Segundo a investigação, o policial já foi segurança de jogadores de futebol e assessor parlamentar. Ele foi preso após o cruzamento de informações entre a Superintêndencia da PF no Rio de Janeiro e a DEA (Drug Enforcement Administration), a agência federal de combate ao tráfico de drogas do Departamento de Justiça dos EUA .
"Bonitão" deverá passar por uma audiência de custódia com a justiça americana, que avaliará eventuais medidas de deportação do foragido da justiça brasileira.
A operação Anomalia foi desenvolvida no âmbito da Força-Tarefa Missão Redentor II, com o objetivo de cumprir mandados do STF (Supremo Tribunal Federal) contra o núcleo criminoso que atuava na negociação de vantagens indevidas e venda de influência para favorecer os interesses de um traficante internacional de drogas.
Operação Anomalia
Durante a fase da operação deflagrada no início de março, foram cumpridos 14 mandados de prisão preventiva e 13 de busca e apreensão na capital e na Região Metropolitana do Rio.
Entre os presos estavam Fabrizio Romano, delegado da Polícia Federal, um delegado da Polícia Civil, dois policiais civis e sete policiais militares, além de outros alvos.

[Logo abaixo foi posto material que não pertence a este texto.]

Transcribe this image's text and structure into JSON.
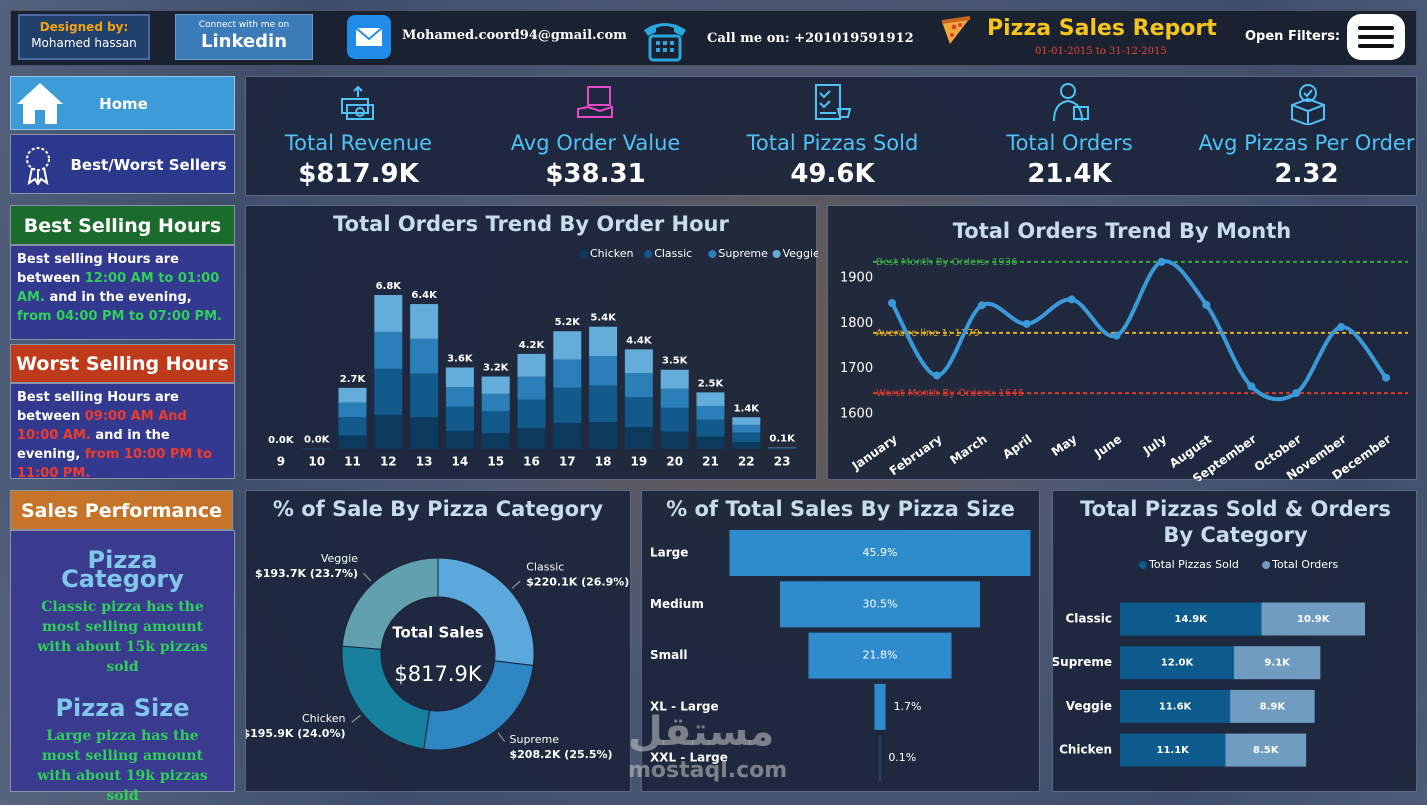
{
  "header": {
    "designed_by_label": "Designed by:",
    "designer": "Mohamed hassan",
    "linkedin_caption": "Connect with me on",
    "linkedin_logo": "Linkedin",
    "email": "Mohamed.coord94@gmail.com",
    "phone": "Call me on: +201019591912",
    "title": "Pizza Sales Report",
    "date_range": "01-01-2015 to 31-12-2015",
    "filters_label": "Open Filters:"
  },
  "nav": [
    "Home",
    "Best/Worst Sellers"
  ],
  "kpis": [
    {
      "label": "Total Revenue",
      "value": "$817.9K"
    },
    {
      "label": "Avg Order Value",
      "value": "$38.31"
    },
    {
      "label": "Total Pizzas Sold",
      "value": "49.6K"
    },
    {
      "label": "Total Orders",
      "value": "21.4K"
    },
    {
      "label": "Avg Pizzas Per Order",
      "value": "2.32"
    }
  ],
  "best_hours": {
    "title": "Best Selling Hours",
    "text": [
      "Best selling Hours are between ",
      "12:00 AM to 01:00 AM.",
      " and in the evening, ",
      "from 04:00 PM to 07:00 PM."
    ]
  },
  "worst_hours": {
    "title": "Worst Selling Hours",
    "text": [
      "Best selling Hours are between ",
      "09:00 AM And 10:00 AM.",
      " and in the evening, ",
      "from 10:00 PM to 11:00 PM."
    ]
  },
  "sales_performance": {
    "title": "Sales Performance",
    "category_heading": "Pizza Category",
    "category_text": "Classic pizza has the most selling amount with about 15k pizzas sold",
    "size_heading": "Pizza Size",
    "size_text": "Large pizza has the most selling amount with about 19k pizzas sold"
  },
  "watermark": [
    "مستقل",
    "mostaql.com"
  ],
  "chart_data": [
    {
      "type": "bar",
      "orientation": "vertical",
      "stacked": true,
      "title": "Total Orders Trend By Order Hour",
      "categories": [
        "9",
        "10",
        "11",
        "12",
        "13",
        "14",
        "15",
        "16",
        "17",
        "18",
        "19",
        "20",
        "21",
        "22",
        "23"
      ],
      "series": [
        {
          "name": "Chicken",
          "color": "#0b3a5e",
          "values": [
            1,
            4,
            600,
            1500,
            1410,
            790,
            705,
            925,
            1145,
            1190,
            970,
            770,
            550,
            310,
            15
          ]
        },
        {
          "name": "Classic",
          "color": "#12598c",
          "values": [
            2,
            6,
            810,
            2040,
            1920,
            1080,
            960,
            1260,
            1560,
            1620,
            1320,
            1050,
            750,
            420,
            21
          ]
        },
        {
          "name": "Supreme",
          "color": "#2a7fb8",
          "values": [
            1,
            4,
            645,
            1630,
            1535,
            865,
            770,
            1010,
            1250,
            1295,
            1055,
            840,
            600,
            335,
            17
          ]
        },
        {
          "name": "Veggie",
          "color": "#64acda",
          "values": [
            1,
            4,
            645,
            1630,
            1535,
            865,
            765,
            1005,
            1245,
            1295,
            1055,
            840,
            600,
            335,
            17
          ]
        }
      ],
      "totals": [
        5,
        18,
        2700,
        6800,
        6400,
        3600,
        3200,
        4200,
        5200,
        5400,
        4400,
        3500,
        2500,
        1400,
        70
      ],
      "total_labels": [
        "0.0K",
        "0.0K",
        "2.7K",
        "6.8K",
        "6.4K",
        "3.6K",
        "3.2K",
        "4.2K",
        "5.2K",
        "5.4K",
        "4.4K",
        "3.5K",
        "2.5K",
        "1.4K",
        "0.1K"
      ],
      "legend": "top-right"
    },
    {
      "type": "line",
      "title": "Total Orders Trend By Month",
      "categories": [
        "January",
        "February",
        "March",
        "April",
        "May",
        "June",
        "July",
        "August",
        "September",
        "October",
        "November",
        "December"
      ],
      "values": [
        1845,
        1685,
        1840,
        1799,
        1853,
        1773,
        1936,
        1841,
        1661,
        1646,
        1792,
        1680
      ],
      "color": "#3a9ad9",
      "smooth": true,
      "grid": false,
      "ylim": [
        1580,
        1960
      ],
      "yticks": [
        1600,
        1700,
        1800,
        1900
      ],
      "reference_lines": [
        {
          "label": "Best Month By Orders: 1936",
          "value": 1936,
          "color": "#3aa845"
        },
        {
          "label": "Average line 1: 1779",
          "value": 1779,
          "color": "#e0b020"
        },
        {
          "label": "Worst Month By Orders: 1646",
          "value": 1646,
          "color": "#d93a2a"
        }
      ]
    },
    {
      "type": "pie",
      "donut": true,
      "title": "% of Sale By Pizza Category",
      "categories": [
        "Classic",
        "Supreme",
        "Chicken",
        "Veggie"
      ],
      "values": [
        220100,
        208200,
        195900,
        193700
      ],
      "value_labels": [
        "$220.1K (26.9%)",
        "$208.2K (25.5%)",
        "$195.9K (24.0%)",
        "$193.7K (23.7%)"
      ],
      "colors": [
        "#5aa8dc",
        "#2d86c2",
        "#17809f",
        "#61a0ae"
      ],
      "center_title": "Total Sales",
      "center_label": "$817.9K"
    },
    {
      "type": "funnel",
      "title": "% of Total Sales By Pizza Size",
      "categories": [
        "Large",
        "Medium",
        "Small",
        "XL - Large",
        "XXL - Large"
      ],
      "values": [
        45.9,
        30.5,
        21.8,
        1.7,
        0.1
      ],
      "value_labels": [
        "45.9%",
        "30.5%",
        "21.8%",
        "1.7%",
        "0.1%"
      ],
      "color": "#2e8ccd"
    },
    {
      "type": "bar",
      "orientation": "horizontal",
      "stacked": true,
      "title": "Total Pizzas Sold & Orders By Category",
      "categories": [
        "Classic",
        "Supreme",
        "Veggie",
        "Chicken"
      ],
      "series": [
        {
          "name": "Total Pizzas Sold",
          "color": "#0d5a8c",
          "values": [
            14900,
            12000,
            11600,
            11100
          ],
          "value_labels": [
            "14.9K",
            "12.0K",
            "11.6K",
            "11.1K"
          ]
        },
        {
          "name": "Total Orders",
          "color": "#6f9cc0",
          "values": [
            10900,
            9100,
            8900,
            8500
          ],
          "value_labels": [
            "10.9K",
            "9.1K",
            "8.9K",
            "8.5K"
          ]
        }
      ],
      "legend": "top-center"
    }
  ]
}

Por determinação do STF, todos os investigados também foram afastados imediatamente das funções públicas.
Segundo a corporação, o grupo utilizava informações privilegiadas e influência dentro do aparato estatal para beneficiar criminosos e obter vantagens financeiras. Durante as diligências, foram apreendidos cerca de R$ 50 mil em espécie, armas, munições, celulares, um veículo e documentos.
Os suspeitos poderão responder, conforme o grau de participação, por organização criminosa, corrupção ativa e passiva e lavagem de capitais. O material apreendido durante as buscas será analisado para identificar possíveis outros envolvidos no esquema investigado.